確かにその通りと思う反面、出したアイデアが全然採用されない(何も変わらない)と言うことになれば、まじめに意見を言う人が次第に減っていくのではないかとも思います。このあたりは、制度の運用の仕方、リーダー達のリーダーシップに拠るところが大なのだろうと思います。

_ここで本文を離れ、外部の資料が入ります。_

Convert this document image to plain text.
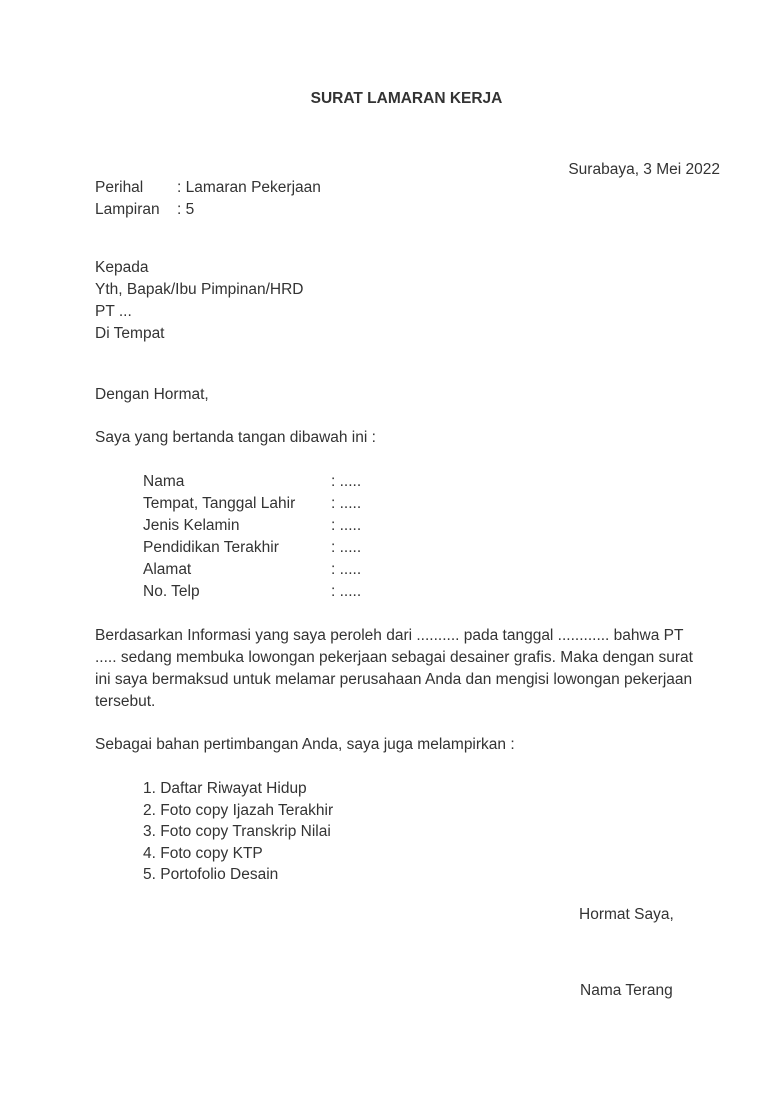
SURAT LAMARAN KERJA
Surabaya, 3 Mei 2022
Perihal : Lamaran Pekerjaan
Lampiran : 5
Kepada
Yth, Bapak/Ibu Pimpinan/HRD
PT ...
Di Tempat
Dengan Hormat,
Saya yang bertanda tangan dibawah ini :
Nama	: .....
Tempat, Tanggal Lahir : .....
Jenis Kelamin	: .....
Pendidikan Terakhir	: .....
Alamat	: .....
No. Telp	: .....
Berdasarkan Informasi yang saya peroleh dari .......... pada tanggal ............ bahwa PT
..... sedang membuka lowongan pekerjaan sebagai desainer grafis. Maka dengan surat
ini saya bermaksud untuk melamar perusahaan Anda dan mengisi lowongan pekerjaan
tersebut.
Sebagai bahan pertimbangan Anda, saya juga melampirkan :
1. Daftar Riwayat Hidup
2. Foto copy Ijazah Terakhir
3. Foto copy Transkrip Nilai
4. Foto copy KTP
5. Portofolio Desain
Hormat Saya,
Nama Terang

次に、発言できない人について、次のように述べています。これは、ふざけているようで結構実践的かなと小生などは思ってしまう方なのですが...

「発言ができないのには3つの理由があると思います。

1つ目は、心の中ではアイデアとか内容を思い付いているのに自信がなくて言えない場合です。言ってもしようがない、恥ずかしいというケースですね。この場合は、周りがどれだけフォローできるかが重要です。その人のアイデアを無視しないで、できるだけ拾ってあげる。ときには膨らませてあげる。これを繰り返すと、その人に自信がついてきます。
2つ目は、ほかのことを考えている場合。例えば、ブレスト中に「今日はとんかつが食べたいなあ…」なんて考えている場合です。こんなときは、無理をして建設的な発言をする必要はなく、「とんかつが食べたい」と発言すればいいんです。そこからアイデアが生まれることもありますから。会議室に置いてある新聞の見だしをそのまま言うのでもOKです。これも先輩や上司の方などブレストに慣れた人が手本を示してあげるといいですね。
3つ目は、本当に頭が真っ白になってしまう場合。そのようになったら、誰かの発言をオウム返しのように連呼するだけでも十分場があたたまって活性化してきます。そのほか、口で貢献できないと思ったら、とびきりに面白い格好でブレストに参加するというのでもいいですね! その格好について話しているうちにアイデアが出ることもあります。最初は同期だけとか、気兼ねしないメンバーだけでやるという方法もあります。いきなり変われと言っても難しいので、徐々に時間をかけてアイデアを出すことに慣れていきましょう。」


3.出されたアイデアをどのようにお金に換えるのか

こうして出されたアイデアを会社の収益にどうやって変えていくのか、その仕組みについては、あまり具体的に語られているとは言えませんが、至って正統的な手法をとっているように見受けられます。

つまり、実験的な段階とプロジェクト化する段階という2段階の判断基準があり、プロジェクト化したものに関しては、人件費などの原価を計算して、売上なども見て、しっかりと管理しているそうです。アイデアは誰もが出しますが、まずは新規事業チームを編成して実験的なサービスをつくり、それが成長するとプロジェクト化を検討するという仕組みで、プロジェクト化するかどうかの決定はリーダー層で行うとのことです。


沈黙は金の文化の中で育つ我々には、目から鱗のような話です。しかし、ものすごくないアイデアを物量作戦で出してこないと本当に他人の役に立つ又は興味を引く凄いアイデアはなかなか出てこないというのはわかるような気がします。また、物量作戦を実践するためのブレインストーミングの仕組みは、いいと思いました。